St. Louis-Marie > Sa vie

17° St Louis-Marie à St Pompain

En 1715, le P. Jean Mulot est curé de mm St Pompain, dans le diocèse de La Rochelle. Depuis quelque temps, il projette de faire donner les exercices d'une mission dans sa paroisse. Les Pompinois d'alors manifestent bien peu de zèle pour vivre en chrétiens. Le dimanche, notamment, les hommes se retrouvent sur le champ de foire plutôt qu'à l'église : c'est, a-t-on pu écrire, «la source de désordres lamentables». Déjà le P. Mulot a retenu un prédicateur. Dans son presbytère, il accueille depuis 3 ans son frère René qu'une santé précaire a écarté de son poste de vicaire à Villiers en Plaine. Ce dernier seconde aussi, à l'occasion, un de ses cousins, curé de Soullans. C'est dans cette paroisse qu'il a entendu dire beaucoup de bien du P. de Montfort dont la mission de La Garnache a connu un retentissant succès. On ne sait comment le P. René Mulot arrivera à convaincre son frère de faire décommander le premier missionnaire retenu pour confier la mission de St Pompain au P. de Montfort.

Une entrevue décisive

On est dans les derniers jours de 1715. Le P. de Montfort commence la mission de Fontenay le Comte par une retraite aux religieuses. René Mulot, malgré son état de santé, se détermine à se rendre à Fontenay. Le P. de Montfort commence par reconduire : «cela n'est pas possible I». Il retient cependant Mr Mulot à sa table. La glace est vite rompue : «Ah ! si j'avais assez de forces et de science, je vous suivrais partout !» déclare René Mulot. Phrase décisive que le P. de Montfort n'a pas besoin d'entendre 2 fois.

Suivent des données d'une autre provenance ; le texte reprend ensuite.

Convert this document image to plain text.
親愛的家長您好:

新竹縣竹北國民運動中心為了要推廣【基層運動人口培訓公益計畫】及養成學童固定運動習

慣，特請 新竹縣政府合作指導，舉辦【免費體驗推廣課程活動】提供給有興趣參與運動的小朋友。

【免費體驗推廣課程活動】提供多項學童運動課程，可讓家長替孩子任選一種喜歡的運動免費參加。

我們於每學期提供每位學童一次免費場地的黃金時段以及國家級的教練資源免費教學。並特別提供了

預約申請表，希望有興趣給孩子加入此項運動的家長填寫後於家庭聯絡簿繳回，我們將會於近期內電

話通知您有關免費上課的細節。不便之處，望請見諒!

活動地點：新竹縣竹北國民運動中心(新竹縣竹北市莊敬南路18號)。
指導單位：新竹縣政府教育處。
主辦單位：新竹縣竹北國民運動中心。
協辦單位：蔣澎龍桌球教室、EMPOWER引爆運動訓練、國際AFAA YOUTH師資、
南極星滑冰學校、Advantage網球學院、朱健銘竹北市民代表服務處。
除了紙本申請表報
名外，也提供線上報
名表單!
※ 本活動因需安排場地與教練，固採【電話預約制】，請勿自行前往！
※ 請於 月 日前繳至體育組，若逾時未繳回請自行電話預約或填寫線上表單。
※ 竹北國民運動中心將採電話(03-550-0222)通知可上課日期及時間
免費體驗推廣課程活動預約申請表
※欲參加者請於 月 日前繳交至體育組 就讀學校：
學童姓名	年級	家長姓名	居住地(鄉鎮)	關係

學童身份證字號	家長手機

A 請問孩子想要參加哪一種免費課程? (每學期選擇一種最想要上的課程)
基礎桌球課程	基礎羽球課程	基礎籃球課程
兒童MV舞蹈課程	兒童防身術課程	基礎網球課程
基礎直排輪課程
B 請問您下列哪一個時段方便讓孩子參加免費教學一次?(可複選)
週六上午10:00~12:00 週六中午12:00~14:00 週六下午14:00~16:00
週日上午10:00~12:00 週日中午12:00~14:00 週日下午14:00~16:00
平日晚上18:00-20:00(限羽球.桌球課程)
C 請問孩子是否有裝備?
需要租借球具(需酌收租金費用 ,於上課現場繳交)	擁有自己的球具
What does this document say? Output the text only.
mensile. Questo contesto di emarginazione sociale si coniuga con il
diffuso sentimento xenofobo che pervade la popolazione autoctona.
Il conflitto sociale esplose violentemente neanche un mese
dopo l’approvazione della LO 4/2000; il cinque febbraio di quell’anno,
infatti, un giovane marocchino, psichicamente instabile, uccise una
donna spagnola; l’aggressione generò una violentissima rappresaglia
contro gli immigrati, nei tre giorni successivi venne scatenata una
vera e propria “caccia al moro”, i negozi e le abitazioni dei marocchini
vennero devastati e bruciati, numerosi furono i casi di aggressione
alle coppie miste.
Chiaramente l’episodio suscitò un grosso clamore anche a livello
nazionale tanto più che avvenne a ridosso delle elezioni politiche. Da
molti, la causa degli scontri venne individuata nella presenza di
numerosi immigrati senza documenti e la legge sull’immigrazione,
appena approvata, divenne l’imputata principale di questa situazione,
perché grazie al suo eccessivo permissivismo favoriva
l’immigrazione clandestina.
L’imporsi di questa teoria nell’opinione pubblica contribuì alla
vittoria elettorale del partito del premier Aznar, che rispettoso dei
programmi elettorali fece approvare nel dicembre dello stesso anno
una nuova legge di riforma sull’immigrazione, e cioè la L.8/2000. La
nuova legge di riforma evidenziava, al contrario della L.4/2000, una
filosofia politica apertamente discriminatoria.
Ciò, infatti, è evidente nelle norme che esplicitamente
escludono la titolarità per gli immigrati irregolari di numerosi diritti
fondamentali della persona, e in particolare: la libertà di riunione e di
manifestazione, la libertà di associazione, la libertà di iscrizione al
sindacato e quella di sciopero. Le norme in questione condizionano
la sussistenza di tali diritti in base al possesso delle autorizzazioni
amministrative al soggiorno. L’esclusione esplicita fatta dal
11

Le voilà qui change d'avis : «J'irai à St Pompain», dit le P. de Montfort, «mais il faut pour cela que vous veniez m'aidera la mission de Vouvant que je dois donner après celle de Fontenay». René Mulot se sent piégé et essaie de faire marche arrière : «Que feriez-vous d'un pareil missionnaire, je serais plus à charge qu'utile I». «Si vous voulez me suivre et travailler avec moi le reste de vos jours, j'irai chez votre frère, autrement, non ! Tous vos maux s'évanouiront lorsque vous aurez commencé à travailler au Salut des âmes et il faut faire un coup d'essai à la mission de Vouvant I». Comment reculer ? René Mulot participe donc à la mission de Vouvant. Sa santé s'améliore rapidement. Il peut même au printemps suivant faire avec le P. Vatel et 33 paroissiens de St Pompain le pèlerinage aux Ardilliers (240 km aller-retour). Jusqu'à sa mort, lors de la mission de Questembert, (où il sera victime du tétanos) il ne cessera de prêcher des missions dans un certain nombre de diocèse de l'Ouest (220 missions), se déplaçant avec les moyens de l'époque : à cheval dans les meilleures conditions, mais ordinairement à pied.

Chose promise, chose due

En décembre 1715, le P. de Montfort arrive à St Pompain et trouve la paroisse comme on la lui a décrite. Il se met tout de suite au travail. Le temps très mauvais et froid n'encourage pas les gens à sortir de chez eux. Qu'importe ! Accompagné d'un frère, le P. de Montfort parcourt les venelles (petits chemins entre 2 murs) du village, chantant le cantique qu'il a composé pour faire bouger la population :
«Chers habitants de St Pompain,
Levons-nous tous de grand matin
Dieu nous appelle à son festin,
Cherchons la grâce !
Qu'il vente ou qu'il glace,
Cherchons la grâce et l'amour divin I».

Les fruits de la mission ne se font pas attendre.

Conversion du curé

Le mot est sans doute un peu fort. Le P. Jean Mulot est un prêtre dévoué, soucieux de ses ouailles. Il a cependant quelques défauts : il aime la chicane. Au début, il ne voit dans la mission qu'un moyen de changer le cœur des paroissiens. Mais lorsqu'il entend le Frère Jacques entonner le cantique : «J'ai perdu Dieu par mon péché», il se sent concerné et va se jeter aux pieds du P. de Montfort. Désormais, il va essayer de mieux faire et il accompagnera même le P. de Montfort dans ses missions de Villiers en Plaine puis de St Laurent S/Sèvre. Il accueillera aussi dans son presbytère la Compagnie des montfortains naissante.
On assiste encore à la réconciliation du fermier général de la Commanderie avec le prieur de la paroisse ; à l'organisation d'une procession sur la place du marché, croix en tête, à travers les étalages des marchands, les baraques des saltimbanques et les rondes de danseurs ; enfin à l'organisation de confréries : celle des Vierges et celle des Pénitents blancs, qui s'engageront à réciter chaque jour le Rosaire.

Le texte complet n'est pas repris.